In rebuttal, the White House swiftly detailed numerous proposals Obama has made to cut spending, including recommendations to cull $340 billion from Medicare over a decade and an additional $250 billion from other government benefit programs.
Obama remains determined that tax rates rise on family income exceeding $250,000, a move Republicans say would strike many small businesses that are engines of new jobs and file as individuals when paying their taxes.
Two weeks before the year-end holidays, time to find agreement was short, but not prohibitively so.
"I think it's going to be extremely difficult to get it done before Christmas, but it could be done," Senate Majority Leader Harry Reid, D-Nev., said.
Boehner's office took the step — unusual in secretive talks — of announcing that Republicans "sent the White House a counteroffer that would achieve tax and entitlement reform to solve our looming debt crisis and create more American jobs."
Democrats have watched with satisfaction in recent days as Republicans struggle with Obama's demands to raise taxes, but Reid privately has told his rank and file they could soon be feeling the same distress if discussions grow serious on cuts to benefit programs.
In an ABC interview, Obama did not reject a Republican call to raise the age of Medicare eligibility from 65 to 67, a proposal many Democrats strongly oppose.
The proposal is "something that's been floated," Obama said, not mentioning that he had tacitly agreed to it in deficit-reduction talks with Boehner more than a year ago that ended in failure.
"When you look at the evidence, it's not clear that it actually saves a lot of money," Obama said. "But what I've said is, let's look at every avenue, because what is true is we need to strengthen Social Security, we need to strengthen Medicare for future generations, the current path is not sustainable because we've got an aging population and health care costs are shooting up so quickly."

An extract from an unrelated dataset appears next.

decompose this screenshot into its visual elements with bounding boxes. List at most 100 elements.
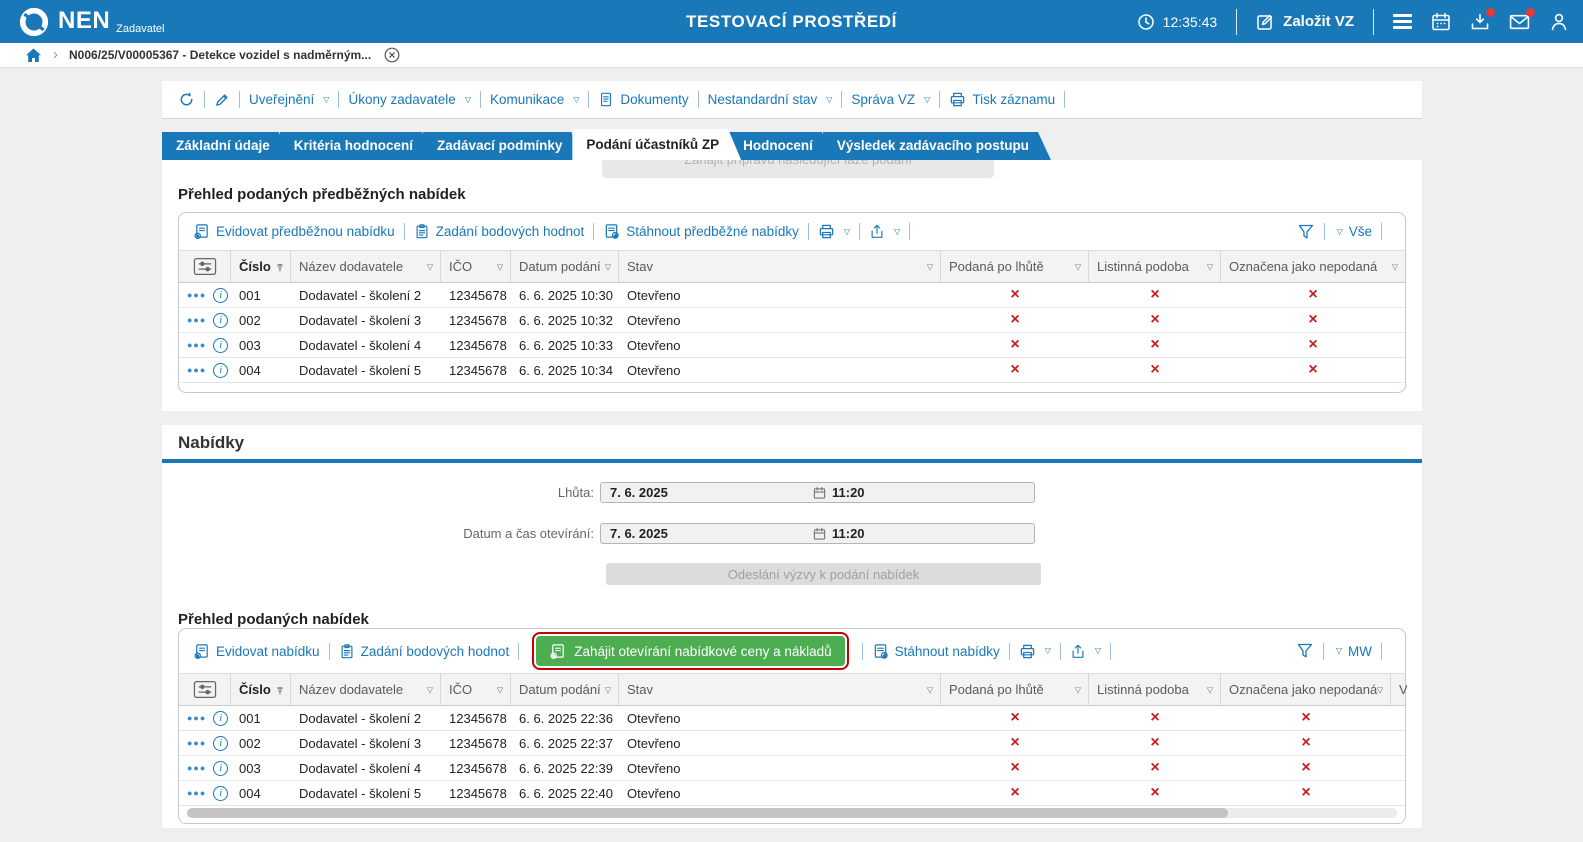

Obama's plan would raise $1.6 trillion in revenue in part by raising tax rates on incomes over $200,000 for individuals and $250,000 for couples. He has recommended $400 billion in spending cuts over a decade.
He also is seeking extension of the Social Security payroll tax cut due to expire Jan. 1, a continuation in long-term unemployment benefits and steps to help hard-pressed homeowners and doctors who treat Medicare patients.
The White House summary noted that Obama last year signed legislation to cut more than $1 trillion from government programs over a decade, and was proposing $600 billion in additional savings from benefit programs.
Boehner's plan, in addition to calling for $800 billion in new revenue, envisions $600 billion in savings over a decade from Medicare, Medicaid and other government health programs, as well as $300 billion from other benefit programs and another $300 billion from other domestic programs.
It would trim annual increases in Social Security payments to beneficiaries and gradually raise the eligibility age for Medicare.